By the time he closed the consulate, only a few months later in the fall of 1940, Sugihara was giving visas to refugees who lacked all travel papers.
He had issued visas to 2,140 families, perhaps 6,000 people. Sugihara left Lithuania in September 1940, when the Soviet Union closed all the consulates.
The Japanese transferred him to Prague, and then to Bucharest, where he remained until after the end of the war. In 1944, when Bucharest was liberated, the Soviets arrested Sugihara together with other diplomats from enemy nations. He and his family were held as prisoners of war for one and a half years.
When Sugihara returned to Japan in 1947, the Foreign Ministry forced him to retire. His wife Yukiko, and others, have said that the Foreign Ministry told Sugihara he was dismissed because of “that incident” in Lithuania. After the war, Sugihara held a variety of jobs.
In 1984, shortly before his death, Sugihara was honored as a Righteous Among the Nations, in Israel at Yad Vashem, the Holocaust memorial, for his help to refugees in Lithuania during the war.
Sugihara is a very personal hero for me, because he saved the life of my Great, Great Uncle Albert. Albert was the recipient of the 865th visa issued on August 2nd, 1940. My family knew he had escaped through Asia, but the full story was only confirmed when we recently found his mis-spelled name – Aram Luksenberg – on the list of visa recipients
From Lithuania he took the Trans-Siberian railway from Moscow, to Vladivostok, which is a 12-day journey. From there, Albert took a boat to Japan.

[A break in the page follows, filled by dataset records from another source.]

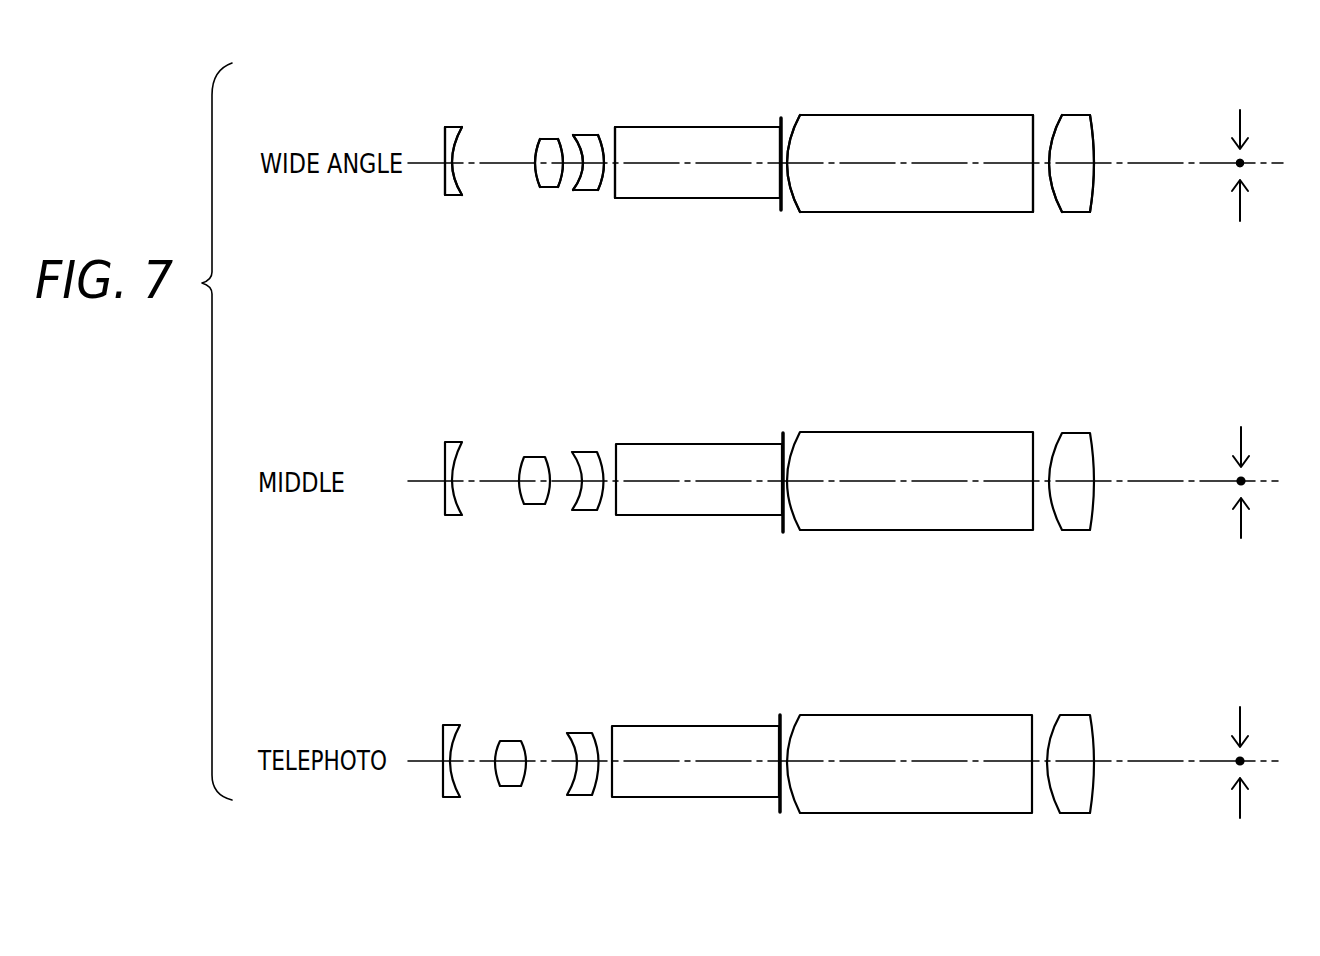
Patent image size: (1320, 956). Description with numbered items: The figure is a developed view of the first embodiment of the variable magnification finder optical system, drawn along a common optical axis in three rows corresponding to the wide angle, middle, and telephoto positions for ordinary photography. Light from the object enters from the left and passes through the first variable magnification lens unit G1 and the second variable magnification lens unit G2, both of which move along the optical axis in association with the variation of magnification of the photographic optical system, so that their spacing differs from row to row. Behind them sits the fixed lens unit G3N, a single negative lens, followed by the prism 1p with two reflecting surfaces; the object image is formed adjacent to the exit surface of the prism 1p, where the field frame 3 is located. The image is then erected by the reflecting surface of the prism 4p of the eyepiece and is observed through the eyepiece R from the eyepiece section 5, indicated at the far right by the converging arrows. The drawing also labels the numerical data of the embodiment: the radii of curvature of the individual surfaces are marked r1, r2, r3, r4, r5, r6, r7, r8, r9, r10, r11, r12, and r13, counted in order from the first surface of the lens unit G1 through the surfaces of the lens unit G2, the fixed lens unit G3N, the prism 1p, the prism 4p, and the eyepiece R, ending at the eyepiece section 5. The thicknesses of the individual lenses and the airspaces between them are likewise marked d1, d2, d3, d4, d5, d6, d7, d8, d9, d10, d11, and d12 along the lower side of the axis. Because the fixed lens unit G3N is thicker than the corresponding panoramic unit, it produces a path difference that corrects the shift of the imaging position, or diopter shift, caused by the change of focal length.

The first variable magnification lens unit G1 is at (452, 127).
The second variable magnification lens unit G2 is at (545, 139).
The fixed lens unit G3N is at (588, 135).
The prism 1p is at (680, 127).
The field frame 3 is at (781, 118).
The prism of the eyepiece 4p is at (880, 115).
The eyepiece R is at (1078, 115).
The eyepiece section 5 is at (1240, 118).
The radius of curvature r1 is at (445, 148).
The radius of curvature r2 is at (462, 148).
The radius of curvature r3 is at (533, 152).
The radius of curvature r4 is at (566, 148).
The radius of curvature r5 is at (580, 142).
The radius of curvature r6 is at (603, 142).
The radius of curvature r7 is at (616, 128).
The radius of curvature r8 is at (779, 150).
The radius of curvature r9 is at (792, 150).
The radius of curvature r10 is at (1033, 128).
The radius of curvature r11 is at (1052, 142).
The radius of curvature r12 is at (1096, 130).
The radius of curvature r13 is at (1241, 163).
The thickness or airspace d1 is at (452, 172).
The thickness or airspace d2 is at (495, 168).
The thickness or airspace d3 is at (545, 170).
The thickness or airspace d4 is at (570, 170).
The thickness or airspace d5 is at (591, 172).
The thickness or airspace d6 is at (610, 172).
The thickness or airspace d7 is at (688, 168).
The thickness or airspace d8 is at (785, 170).
The thickness or airspace d9 is at (920, 168).
The thickness or airspace d10 is at (1042, 170).
The thickness or airspace d11 is at (1086, 170).
The thickness or airspace d12 is at (1163, 170).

He was hosted in Kobe by the Jewish Community there, who documented his arrival as 25th Feb 1941, and took information about his relatives. My great grandpa Arnold’s name is listed with his address in London.
In September 1941, he took a boat to Shanghai, we think a train to Rangoon, and another boat to Calcutta. In November 1941, he took a train across India to Mumbai.

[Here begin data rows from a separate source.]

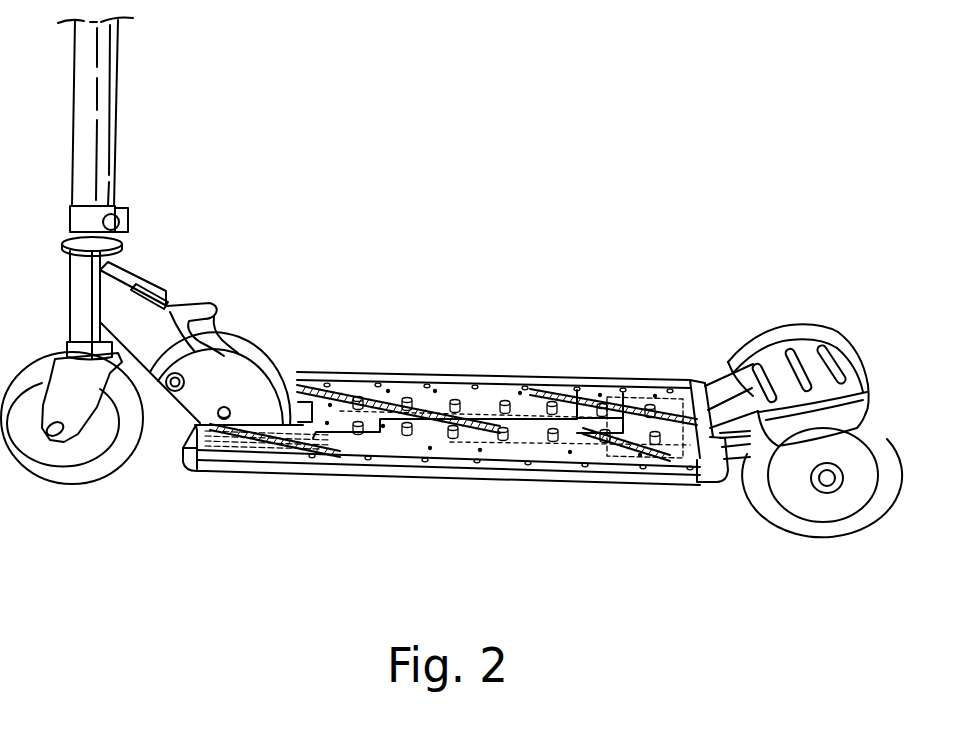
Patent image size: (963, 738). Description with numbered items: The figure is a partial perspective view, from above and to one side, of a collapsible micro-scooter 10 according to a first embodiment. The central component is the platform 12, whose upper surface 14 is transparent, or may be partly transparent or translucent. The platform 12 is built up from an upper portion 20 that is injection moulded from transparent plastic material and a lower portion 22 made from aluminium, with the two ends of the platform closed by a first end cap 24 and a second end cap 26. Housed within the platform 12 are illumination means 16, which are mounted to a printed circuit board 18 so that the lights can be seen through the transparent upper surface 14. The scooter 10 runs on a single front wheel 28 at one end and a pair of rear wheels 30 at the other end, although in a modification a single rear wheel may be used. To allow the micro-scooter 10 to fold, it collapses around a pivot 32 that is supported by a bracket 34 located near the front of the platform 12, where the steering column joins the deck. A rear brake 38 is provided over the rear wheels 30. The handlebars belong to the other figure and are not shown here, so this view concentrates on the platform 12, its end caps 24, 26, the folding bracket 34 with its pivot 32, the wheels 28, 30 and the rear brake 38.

The scooter 10 is at (411, 341).
The platform 12 is at (530, 393).
The upper surface 14 is at (627, 395).
The illumination means 16 is at (527, 452).
The printed circuit board 18 is at (585, 425).
The upper portion 20 is at (337, 453).
The lower portion 22 is at (418, 477).
The first end cap 24 is at (188, 455).
The second end cap 26 is at (713, 480).
The front wheel 28 is at (75, 478).
The rear wheels 30 is at (828, 527).
The pivot 32 is at (224, 421).
The bracket 34 is at (252, 356).
The rear brake 38 is at (785, 333).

Then he purchased a boat ticket from Mumbai to Durban, South Africa, and at the same time, purchased an additional ticket from Cape Town to Buenos Aires. He arrived in Durban in July 1942. We think he went by land to Cape Town, but because of appendicitis, he never continued travelling. He stayed in Cape Town and made a life there. This journey took Albert over two years. While researching him, I found letters written by my Great Grandparents to Albert in South Africa. One letter from my Great Grandpa, told him he was hoping to stay in England, but considering Australia, America and Canada, and that Albert should join him.

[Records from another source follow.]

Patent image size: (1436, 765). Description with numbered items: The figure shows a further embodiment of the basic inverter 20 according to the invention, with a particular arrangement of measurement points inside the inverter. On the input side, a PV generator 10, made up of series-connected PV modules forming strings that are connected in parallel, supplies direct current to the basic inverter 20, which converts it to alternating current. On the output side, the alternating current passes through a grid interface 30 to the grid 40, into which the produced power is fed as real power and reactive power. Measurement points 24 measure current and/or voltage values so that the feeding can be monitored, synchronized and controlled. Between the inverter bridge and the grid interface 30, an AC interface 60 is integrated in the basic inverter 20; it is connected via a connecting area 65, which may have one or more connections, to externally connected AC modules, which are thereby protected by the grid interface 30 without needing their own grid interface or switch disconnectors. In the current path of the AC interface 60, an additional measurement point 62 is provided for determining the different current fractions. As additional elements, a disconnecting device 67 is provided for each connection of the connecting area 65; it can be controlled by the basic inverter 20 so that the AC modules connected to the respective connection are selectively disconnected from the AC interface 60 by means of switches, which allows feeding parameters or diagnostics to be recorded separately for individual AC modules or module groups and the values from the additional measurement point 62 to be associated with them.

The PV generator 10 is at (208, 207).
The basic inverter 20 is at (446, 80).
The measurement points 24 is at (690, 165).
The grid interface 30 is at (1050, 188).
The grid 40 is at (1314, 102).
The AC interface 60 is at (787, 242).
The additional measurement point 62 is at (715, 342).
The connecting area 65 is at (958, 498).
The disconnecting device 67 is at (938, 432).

In 1956, he took one more boat to Southampton and moved to London to reunite with his brother; and his nieces my Grandma and her sister; and later his great nieces, my mom and her sisters.
Sugihara has a number of memorials, and several streets named after him around the world, and even an asteroid.
Heroes often share similar traits and values such as single-mindedness, independence and compassion. Sugihara also shares these traits. For instance, his father wanted him to become a physician, but he deliberately failed his medical exams and instead attended Waseda University, to study English. His defiance of his parents showed early signs of independence and willfulness.
Furthermore, he was a very compassionate person, saving thousands of people from extermination, even though this was against his orders. He said, “Well. it is the kind of sentiment anyone would have when he actually sees refugees face to face, begging with tears in their eyes”. Sugihara said that anyone in his position would save the refugees. Yet we know that most others did not. Sugihara also demonstrated modesty and downplayed his actions, showing what a remarkable person he was.
When starting this paper, I looked at my own values to decide who I should choose as my hero. Sugihara shares my values of justice and compassion. Even if Sugihara hadn’t saved Albert, I would still consider him a righteous hero, but the personal connection makes it even more meaningful.